GPT moment: I maintain the foundation-model-first route. Embodied intelligence represents China's first opportunity in centuries to take world-leading position from the 0-to-1 stage. I expect the GPT moment in 2-3 years, and product-level milestones may precede foundation-model milestones.
This year's goal: Make our foundation model the world's best. This seemed distant when discussed last year, but is now realistically achievable.
Ding Wenbo:
Collaboration with the university: The technical sophistication and resource abundance of industry now significantly surpass universities. Students should be boldly sent to enterprises for training. However, undergraduates' worldview and character formation still needs university guidance — completing four years at Tsinghua before entering enterprise yields different results than direct entry.

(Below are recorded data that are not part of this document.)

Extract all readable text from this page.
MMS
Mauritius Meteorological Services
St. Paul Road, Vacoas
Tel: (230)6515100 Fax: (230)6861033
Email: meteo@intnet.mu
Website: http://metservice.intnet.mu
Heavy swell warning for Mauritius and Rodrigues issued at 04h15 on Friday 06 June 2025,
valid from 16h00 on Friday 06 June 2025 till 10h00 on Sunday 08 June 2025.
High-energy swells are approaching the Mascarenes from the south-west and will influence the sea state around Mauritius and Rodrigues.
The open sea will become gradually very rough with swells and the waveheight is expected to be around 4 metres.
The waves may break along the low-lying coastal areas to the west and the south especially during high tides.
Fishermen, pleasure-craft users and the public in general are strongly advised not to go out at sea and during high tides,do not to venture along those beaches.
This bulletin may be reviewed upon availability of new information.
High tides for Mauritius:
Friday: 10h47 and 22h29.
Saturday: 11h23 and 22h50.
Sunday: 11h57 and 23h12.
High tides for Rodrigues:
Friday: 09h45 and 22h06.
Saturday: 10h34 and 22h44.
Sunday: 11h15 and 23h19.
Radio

OpenClaw moment: The naming of OpenClaw carries deep meaning — an invasive alien species, with limb regeneration. If robots can perceive their own structural damage and autonomously repair or reconfigure, that would be a true milestone. But this goal remains distant. That said, software-defined radio once lowered the barrier for hardware R&D; similarly, software-hardware synergy and mutual respect is a direction this industry needs to push.
This year's goal: Acquire 10 million hours of本体-free data, partly from self-development, partly from partners.
Li Ziyi:
Collaboration with the university: We're willing to serve as an edge-side carrier for the department's technical achievements in chips, algorithms, and models. We've already completed the most arduous scenario exploration work and possess scalable edge-side capabilities. We hope to deeply collaborate with the department on talent pipeline development.
GPT moment: The autonomous driving industry has experienced three ups and downs. If asked a year ago, I would have predicted 2029-2030. But DeepSeek's performance this year has been exceptional, with technology iteration speed exceeding expectations. This moment may come significantly earlier.
This year's goal: Continue expanding unmanned vehicle delivery scale, while jointly exploring new scenarios with embodied intelligence companies.